O caso foi registrado da 4ª DP (Praça da República) como auto de resistência na manhã desta terça-feira. Porém, por volta de15h30m, os agentes da Polícia Civil receberam o vídeo e retornaram à comunidade para encontrar o policial responsável pelo registro. Além da fraude processual, a Polícia Civil também investiga o homicídio. Esta parte da investigação ficará a cargo da Divisão de Homicídios. Dois fuzis de policiais da guarnição foram apreendios e passarão por perícia.
Os fuzis dos policias envolvidos na ocorrência foram apreendidos.
De acordo com a Polícia Civil, o menor, um adolescente de 17 anos, tem duas passagens, uma por tráfico de drogas e uma por injúria. A Polícia Militar afirma que o adolescente foi encontrado com um rádio transmissor, uma pistola 9mm e munição.

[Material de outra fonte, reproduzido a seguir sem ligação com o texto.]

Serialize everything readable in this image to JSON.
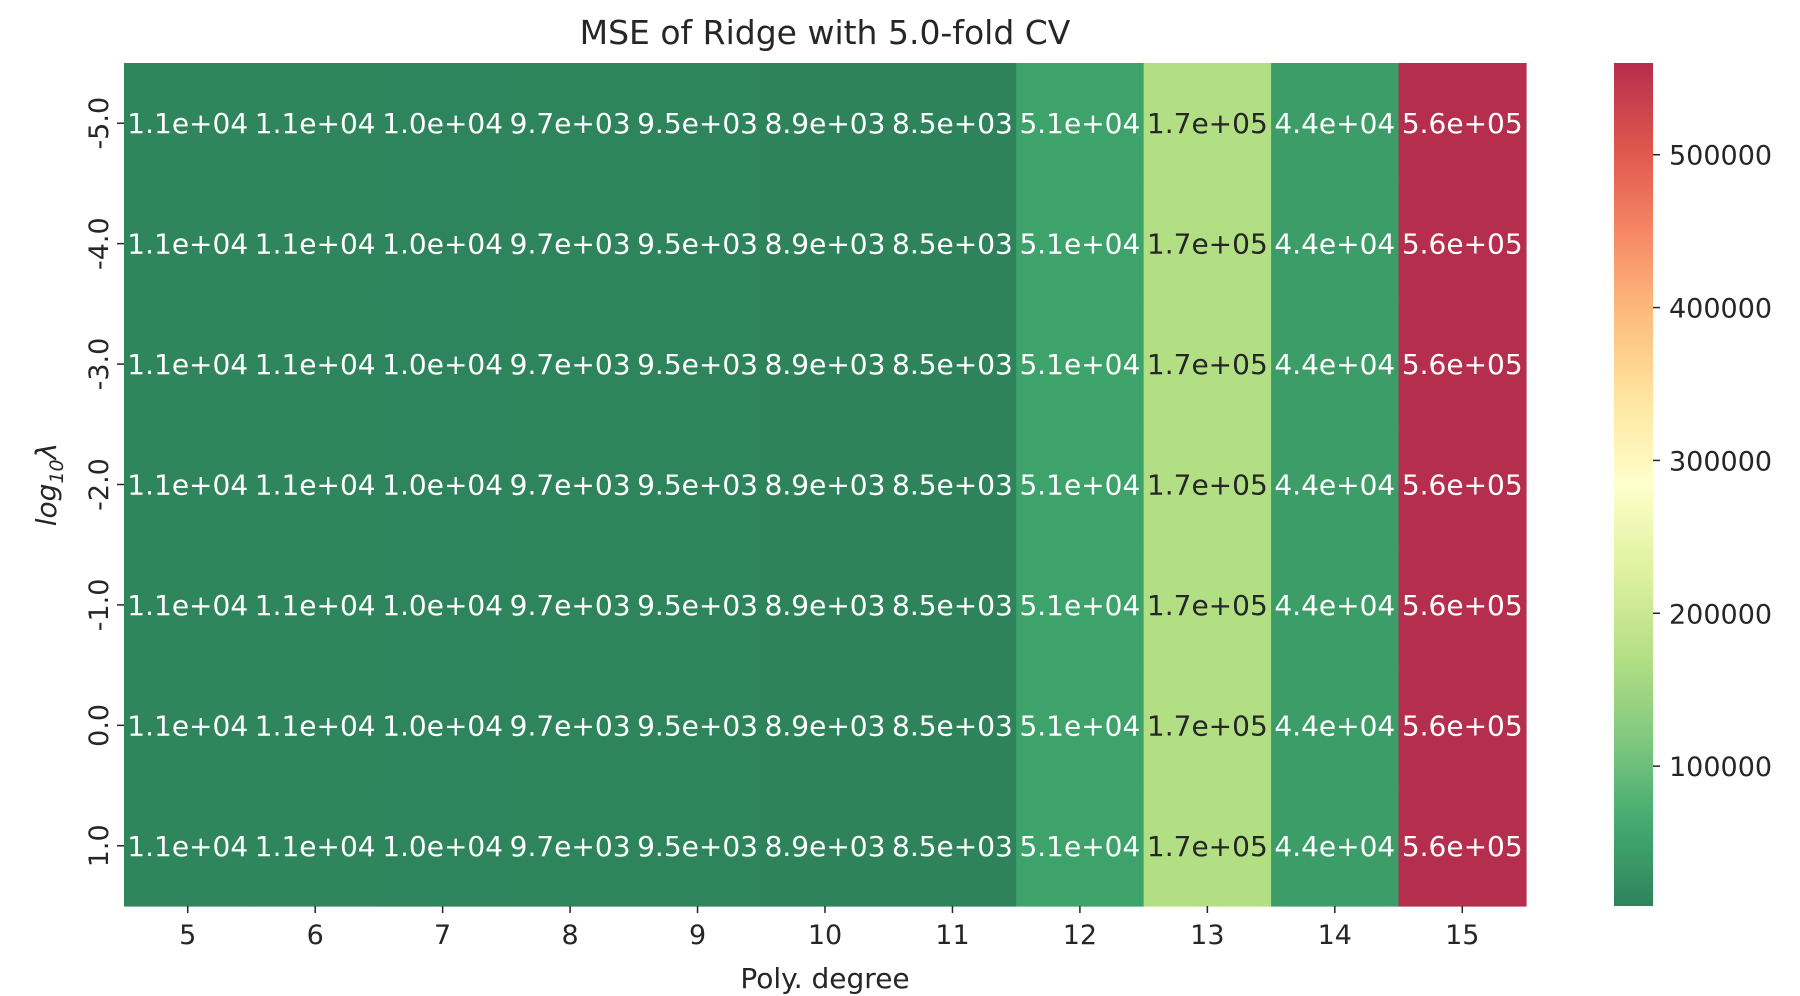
{
  "chart_data": {
    "type": "heatmap",
    "title": "MSE of Ridge with 5.0-fold CV",
    "xlabel": "Poly. degree",
    "ylabel_main": "log",
    "ylabel_sub": "10",
    "ylabel_greek": "λ",
    "x_categories": [
      "5",
      "6",
      "7",
      "8",
      "9",
      "10",
      "11",
      "12",
      "13",
      "14",
      "15"
    ],
    "y_categories": [
      "-5.0",
      "-4.0",
      "-3.0",
      "-2.0",
      "-1.0",
      "0.0",
      "1.0"
    ],
    "values": [
      [
        11000,
        11000,
        10000,
        9700,
        9500,
        8900,
        8500,
        51000,
        170000,
        44000,
        560000
      ],
      [
        11000,
        11000,
        10000,
        9700,
        9500,
        8900,
        8500,
        51000,
        170000,
        44000,
        560000
      ],
      [
        11000,
        11000,
        10000,
        9700,
        9500,
        8900,
        8500,
        51000,
        170000,
        44000,
        560000
      ],
      [
        11000,
        11000,
        10000,
        9700,
        9500,
        8900,
        8500,
        51000,
        170000,
        44000,
        560000
      ],
      [
        11000,
        11000,
        10000,
        9700,
        9500,
        8900,
        8500,
        51000,
        170000,
        44000,
        560000
      ],
      [
        11000,
        11000,
        10000,
        9700,
        9500,
        8900,
        8500,
        51000,
        170000,
        44000,
        560000
      ],
      [
        11000,
        11000,
        10000,
        9700,
        9500,
        8900,
        8500,
        51000,
        170000,
        44000,
        560000
      ]
    ],
    "annotations": [
      [
        "1.1e+04",
        "1.1e+04",
        "1.0e+04",
        "9.7e+03",
        "9.5e+03",
        "8.9e+03",
        "8.5e+03",
        "5.1e+04",
        "1.7e+05",
        "4.4e+04",
        "5.6e+05"
      ],
      [
        "1.1e+04",
        "1.1e+04",
        "1.0e+04",
        "9.7e+03",
        "9.5e+03",
        "8.9e+03",
        "8.5e+03",
        "5.1e+04",
        "1.7e+05",
        "4.4e+04",
        "5.6e+05"
      ],
      [
        "1.1e+04",
        "1.1e+04",
        "1.0e+04",
        "9.7e+03",
        "9.5e+03",
        "8.9e+03",
        "8.5e+03",
        "5.1e+04",
        "1.7e+05",
        "4.4e+04",
        "5.6e+05"
      ],
      [
        "1.1e+04",
        "1.1e+04",
        "1.0e+04",
        "9.7e+03",
        "9.5e+03",
        "8.9e+03",
        "8.5e+03",
        "5.1e+04",
        "1.7e+05",
        "4.4e+04",
        "5.6e+05"
      ],
      [
        "1.1e+04",
        "1.1e+04",
        "1.0e+04",
        "9.7e+03",
        "9.5e+03",
        "8.9e+03",
        "8.5e+03",
        "5.1e+04",
        "1.7e+05",
        "4.4e+04",
        "5.6e+05"
      ],
      [
        "1.1e+04",
        "1.1e+04",
        "1.0e+04",
        "9.7e+03",
        "9.5e+03",
        "8.9e+03",
        "8.5e+03",
        "5.1e+04",
        "1.7e+05",
        "4.4e+04",
        "5.6e+05"
      ],
      [
        "1.1e+04",
        "1.1e+04",
        "1.0e+04",
        "9.7e+03",
        "9.5e+03",
        "8.9e+03",
        "8.5e+03",
        "5.1e+04",
        "1.7e+05",
        "4.4e+04",
        "5.6e+05"
      ]
    ],
    "colorbar": {
      "colormap": "RdYlGn_r",
      "vmin": 8500,
      "vmax": 560000,
      "ticks": [
        100000,
        200000,
        300000,
        400000,
        500000
      ],
      "tick_labels": [
        "100000",
        "200000",
        "300000",
        "400000",
        "500000"
      ]
    },
    "colors": {
      "low": "#2e7b4a",
      "mid": "#fefebe",
      "high": "#a7292f",
      "dark_text": "#262626",
      "light_text": "#ffffff"
    }
  }
}
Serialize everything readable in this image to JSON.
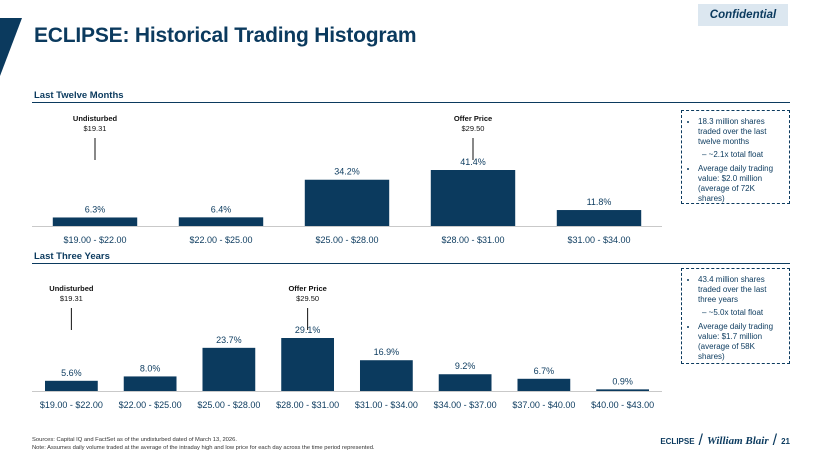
{
  "header": {
    "title": "ECLIPSE: Historical Trading Histogram",
    "confidential": "Confidential"
  },
  "chart_data": [
    {
      "type": "bar",
      "section_label": "Last Twelve Months",
      "categories": [
        "$19.00 - $22.00",
        "$22.00 - $25.00",
        "$25.00 - $28.00",
        "$28.00 - $31.00",
        "$31.00 - $34.00"
      ],
      "values": [
        6.3,
        6.4,
        34.2,
        41.4,
        11.8
      ],
      "value_labels": [
        "6.3%",
        "6.4%",
        "34.2%",
        "41.4%",
        "11.8%"
      ],
      "bar_color": "#0b3a5e",
      "annotations": [
        {
          "title": "Undisturbed",
          "price": "$19.31",
          "category_index": 0
        },
        {
          "title": "Offer Price",
          "price": "$29.50",
          "category_index": 3
        }
      ]
    },
    {
      "type": "bar",
      "section_label": "Last Three Years",
      "categories": [
        "$19.00 - $22.00",
        "$22.00 - $25.00",
        "$25.00 - $28.00",
        "$28.00 - $31.00",
        "$31.00 - $34.00",
        "$34.00 - $37.00",
        "$37.00 - $40.00",
        "$40.00 - $43.00"
      ],
      "values": [
        5.6,
        8.0,
        23.7,
        29.1,
        16.9,
        9.2,
        6.7,
        0.9
      ],
      "value_labels": [
        "5.6%",
        "8.0%",
        "23.7%",
        "29.1%",
        "16.9%",
        "9.2%",
        "6.7%",
        "0.9%"
      ],
      "bar_color": "#0b3a5e",
      "annotations": [
        {
          "title": "Undisturbed",
          "price": "$19.31",
          "category_index": 0
        },
        {
          "title": "Offer Price",
          "price": "$29.50",
          "category_index": 3
        }
      ]
    }
  ],
  "notes": [
    {
      "items": [
        {
          "text": "18.3 million shares traded over the last twelve months",
          "sub": "– ~2.1x total float"
        },
        {
          "text": "Average daily trading value: $2.0 million (average of 72K shares)",
          "sub": ""
        }
      ]
    },
    {
      "items": [
        {
          "text": "43.4 million shares traded over the last three years",
          "sub": "– ~5.0x total float"
        },
        {
          "text": "Average daily trading value: $1.7 million (average of 58K shares)",
          "sub": ""
        }
      ]
    }
  ],
  "footer": {
    "line1": "Sources: Capital IQ and FactSet as of the undisturbed dated of March 13, 2026.",
    "line2": "Note: Assumes daily volume traded at the average of the intraday high and low price for each day across the time period represented."
  },
  "brand": {
    "company": "ECLIPSE",
    "firm": "William Blair",
    "page": "21"
  }
}
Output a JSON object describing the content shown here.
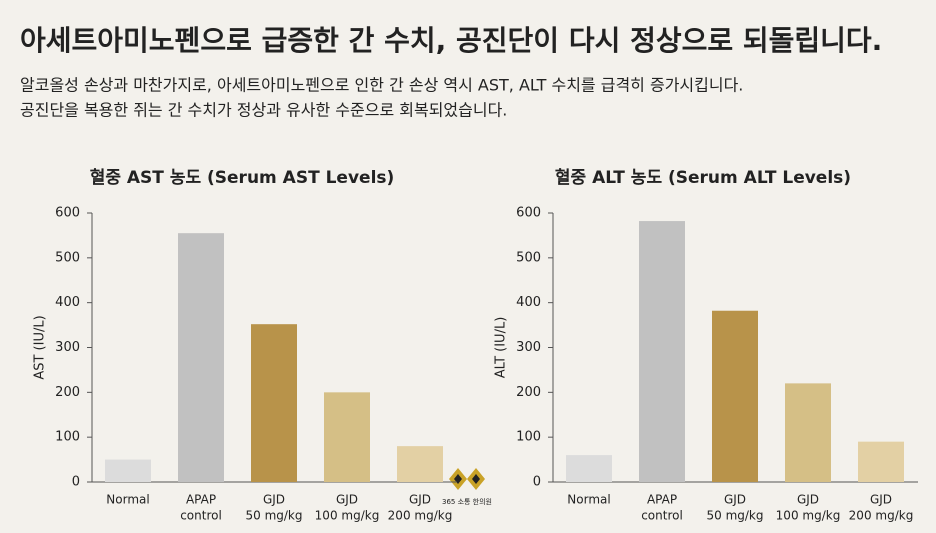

De acordo com a Polícia Civil, o menor, um adolescente de 17 anos, tem duas passagens, uma por tráfico de drogas e uma por injúria. A Polícia Militar afirma que o adolescente foi encontrado com um rádio transmissor, uma pistola 9mm e munição.






Os pais do menor morto foram ao IML reconhecer o corpo.


Os pais e um tio do menor chegaram no Instituto Médico-Legal (IML) por volta das 17h. O tio informou que a família teve acesso às imagens. Segundo o pai, Eduardo Victor, o jovem, nascido e criado na comunidade, era estudante e teria sido confundido pela polícia. A vítima morava com a mãe e os pais eram separados. A família não quis falar com a imprensa.
- Eu só quero enterrar meu filho - limitou-se o pai.
O secretário de Segurança, José Mariano Beltrame, informou em nota que repudia atos como esse. Beltrame determinou rigor nas investigações com punição exemplar dos responsáveis.
O corpo de Eduardo Felipe será enterrado nesta quarta-feira, às 13h, no Cemitério São João Batista, em Botafogo.